Some pictures are taken along the shore, taking in the crossings themselves. Views in southern New York and upstate Pennsylvania evoke something primeval about the river, which appears ancient and uninhabited in some shots. At Trenton, N.J., the river drops through rapids to near sea level and becomes an estuary for its final 76-mile run to the sea. In a jarring transition, the horizon becomes flat and uninflected and city buildings dominate the plane where the land meets the sky.

Sums up Perloff: “A subject as expansive as the Delaware River cannot be explicated fully in only one way. But by setting up the framework of photographing the river from its crossings, Christopher Boas has completed his goal of familiarizing us with its many facets and led us to a deeper appreciation not only of its larger social ecology, but its importance as the artist’s muse.”

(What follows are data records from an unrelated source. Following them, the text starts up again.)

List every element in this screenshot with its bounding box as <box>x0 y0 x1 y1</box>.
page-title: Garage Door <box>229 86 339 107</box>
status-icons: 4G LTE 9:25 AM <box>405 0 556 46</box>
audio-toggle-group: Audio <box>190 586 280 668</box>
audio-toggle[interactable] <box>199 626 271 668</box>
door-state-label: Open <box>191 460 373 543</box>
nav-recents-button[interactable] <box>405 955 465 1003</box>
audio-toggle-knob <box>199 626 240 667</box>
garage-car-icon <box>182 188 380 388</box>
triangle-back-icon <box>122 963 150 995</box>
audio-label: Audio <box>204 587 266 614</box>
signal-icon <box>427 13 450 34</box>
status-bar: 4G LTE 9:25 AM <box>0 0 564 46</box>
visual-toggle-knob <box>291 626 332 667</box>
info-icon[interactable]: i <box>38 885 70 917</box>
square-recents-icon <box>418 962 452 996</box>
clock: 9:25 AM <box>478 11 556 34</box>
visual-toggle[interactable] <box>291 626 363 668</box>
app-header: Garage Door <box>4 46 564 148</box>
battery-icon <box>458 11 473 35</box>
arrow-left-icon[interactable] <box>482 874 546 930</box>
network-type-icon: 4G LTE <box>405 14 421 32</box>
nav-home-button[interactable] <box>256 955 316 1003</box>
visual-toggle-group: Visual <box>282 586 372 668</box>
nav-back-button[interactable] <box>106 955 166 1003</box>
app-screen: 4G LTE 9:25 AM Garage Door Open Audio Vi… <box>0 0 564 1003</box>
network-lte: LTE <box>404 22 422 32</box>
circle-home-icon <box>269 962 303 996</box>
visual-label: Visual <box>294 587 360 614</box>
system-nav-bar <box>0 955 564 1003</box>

Born in Philadelphia in 1953, Boas moved to Easton in 1990. He lives in Williams Township, working there and in New York City. He has had a long affinity for the Delaware River since he fished in it as a boy.

Boas was one of six photographers selected by guest curator J. M. Welker for The Pleasure in Seeing, a photography exhibition at the Lafayette art gallery two years ago. He was included in the 1997 Allentown Art Museum’s Pennsylvania Photographers 10 exhibition and the museum’s 1995 Pennsylvania Photographers 9. He was selected for a special purchase prize from the 1995 show, through which the museum acquired photographs for its permanent collection. Boas’ photographs also are included in the Polaroid Collection in Rochester, N.Y. Other photography series he has worked on that involve water include Fish Markets in Brazil (1986-87), Thames River Series, and Geysers and Land Formations in Yellowstone. He also compiled the series Living with Megaliths in the British Isles in the late 1980s.

Boas’ work has been published in The New York Times, American Photography Annual, Graphis, Interview Magazine, Sports Illustrated, Metropolitan Home, Garden Design, and Saveur. He is working on a book about the Delaware River, as well as a documentary film about a circle of friends — artists, writers, designers, and Broadway performers — who lived in New York and made independent films in the Easton area in the 1950s.

Lafayette College’s exhibition series is presented under provisions of the Detwiller Endowment, and is funded in part through a grant from the Pennsylvania Council on the Arts, a state agency supported by the Commonwealth of Pennsylvania and the National Endowment for the Arts.